In seeking to make feeling the basis of a new contemporary narrative art, Nigel van Wieck has developed a highly suggestive mode of image-making, one of patently seductive appeal. Working in a forthright, descriptive realist vein, the artist presents discreet glimpses of the private side of human relationships in this group of recent pastels. A keen observer of life, he bases the compositions partly on his own experiences. Yet van Wieck uses models, so his compositions also have a somewhat staged quality. Most of his work focuses on the themes of sex and romance.

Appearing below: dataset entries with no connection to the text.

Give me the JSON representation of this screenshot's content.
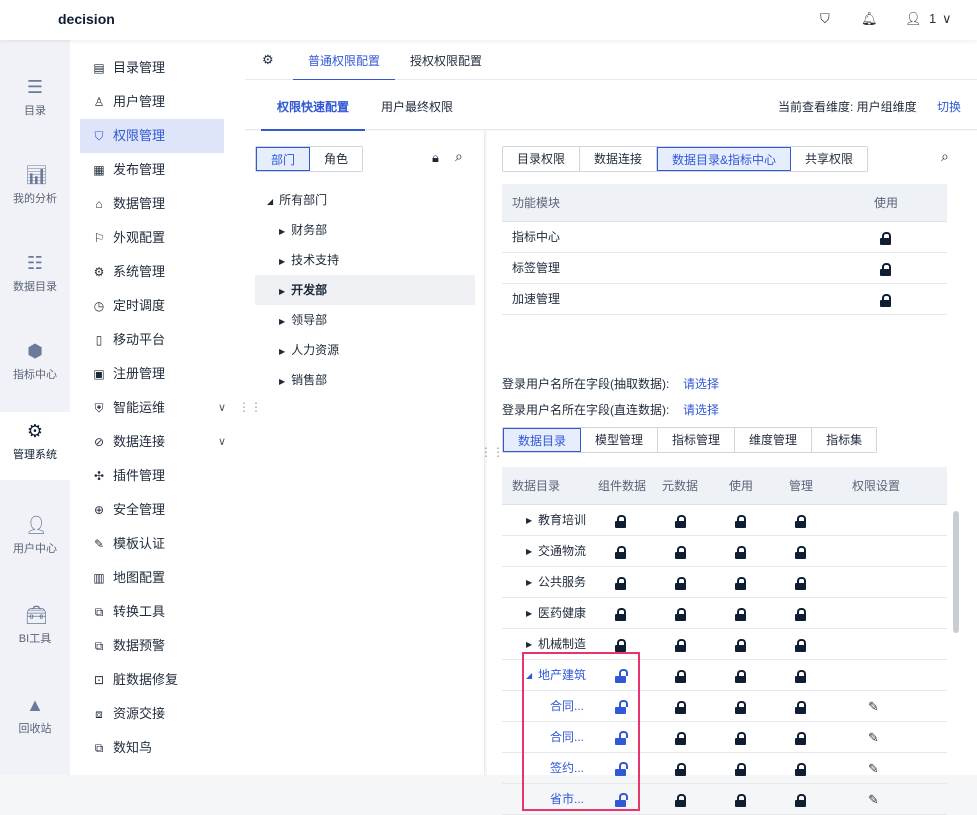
{
  "app": {
    "title": "decision",
    "user": "1"
  },
  "rail": [
    {
      "label": "目录",
      "icon": "list-icon"
    },
    {
      "label": "我的分析",
      "icon": "chart-icon"
    },
    {
      "label": "数据目录",
      "icon": "database-icon"
    },
    {
      "label": "指标中心",
      "icon": "cubes-icon"
    },
    {
      "label": "管理系统",
      "icon": "gear-icon",
      "active": true
    },
    {
      "label": "用户中心",
      "icon": "user-icon"
    },
    {
      "label": "BI工具",
      "icon": "toolbox-icon"
    },
    {
      "label": "回收站",
      "icon": "recycle-icon"
    }
  ],
  "sidebar": [
    {
      "label": "目录管理"
    },
    {
      "label": "用户管理"
    },
    {
      "label": "权限管理",
      "active": true
    },
    {
      "label": "发布管理"
    },
    {
      "label": "数据管理"
    },
    {
      "label": "外观配置"
    },
    {
      "label": "系统管理"
    },
    {
      "label": "定时调度"
    },
    {
      "label": "移动平台"
    },
    {
      "label": "注册管理"
    },
    {
      "label": "智能运维",
      "expand": true
    },
    {
      "label": "数据连接",
      "expand": true
    },
    {
      "label": "插件管理"
    },
    {
      "label": "安全管理"
    },
    {
      "label": "模板认证"
    },
    {
      "label": "地图配置"
    },
    {
      "label": "转换工具"
    },
    {
      "label": "数据预警"
    },
    {
      "label": "脏数据修复"
    },
    {
      "label": "资源交接"
    },
    {
      "label": "数知鸟"
    }
  ],
  "tabs": {
    "t1": "普通权限配置",
    "t2": "授权权限配置",
    "sub1": "权限快速配置",
    "sub2": "用户最终权限",
    "dim_label": "当前查看维度: 用户组维度",
    "switch": "切换"
  },
  "left": {
    "seg": [
      "部门",
      "角色"
    ],
    "tree": [
      "所有部门",
      "财务部",
      "技术支持",
      "开发部",
      "领导部",
      "人力资源",
      "销售部"
    ]
  },
  "right": {
    "tabs": [
      "目录权限",
      "数据连接",
      "数据目录&指标中心",
      "共享权限"
    ],
    "func_header": [
      "功能模块",
      "使用"
    ],
    "func_rows": [
      "指标中心",
      "标签管理",
      "加速管理"
    ],
    "field1": "登录用户名所在字段(抽取数据):",
    "field2": "登录用户名所在字段(直连数据):",
    "choose": "请选择",
    "subtabs": [
      "数据目录",
      "模型管理",
      "指标管理",
      "维度管理",
      "指标集"
    ],
    "headers": [
      "数据目录",
      "组件数据",
      "元数据",
      "使用",
      "管理",
      "权限设置"
    ],
    "rows": [
      {
        "name": "教育培训",
        "lv": 1
      },
      {
        "name": "交通物流",
        "lv": 1
      },
      {
        "name": "公共服务",
        "lv": 1
      },
      {
        "name": "医药健康",
        "lv": 1
      },
      {
        "name": "机械制造",
        "lv": 1
      },
      {
        "name": "地产建筑",
        "lv": 1,
        "open": true
      },
      {
        "name": "合同...",
        "lv": 2
      },
      {
        "name": "合同...",
        "lv": 2
      },
      {
        "name": "签约...",
        "lv": 2
      },
      {
        "name": "省市...",
        "lv": 2
      }
    ]
  },
  "colors": {
    "accent": "#3158d6",
    "highlight": "#e8336d"
  }
}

American Landscape, 1989, has both a cool veneer and a heavy smouldering air of exception about it. It is a night scene or a young man and woman alone on a platform waiting for a train, which is visible some distance away. Placed in the foreground, the couple — he, leaning against a pole, nonchalant in his dark glasses, and she, bending over to adjust her stockings, legs bared, black garters showing — piques curiosity. The medium of pastel serves as an ideal vehicle for communicating the intimate qualities of the artists vision. Van Wieck’s use of deep blues and blacks, as well as smooth curves and regular rhythms, give the work an intense sensuality.
In Two Manhattans, 1989, the focus is on two fashionably dressed young women seated behind a small table, presumably at a nightclub. Their overall appearance hints at the kind of sexually charged ennui that can accompany the nightlife scene. Again, interest in these figures is aroused not only by their pose, gesture, and accoutrements, but by formal considerations, such as the energetic application of pastel and the flooding of surfaces with a moody light.
In Late Night Call, 1989, two young women are seen through a window, nude; one is in bed looking at herself in a mirror and the other is standing as she talks on the telephone. In this and the other compositions, Van Wieck is hardly one to shy away from the sexual implications of nude figures, especially the particular charge that those in domestic urban settings carry. Like Edward Hopper, Van Wieck uses nudity as an expressive element, as a way of confronting viewers with the frank sensuality of life.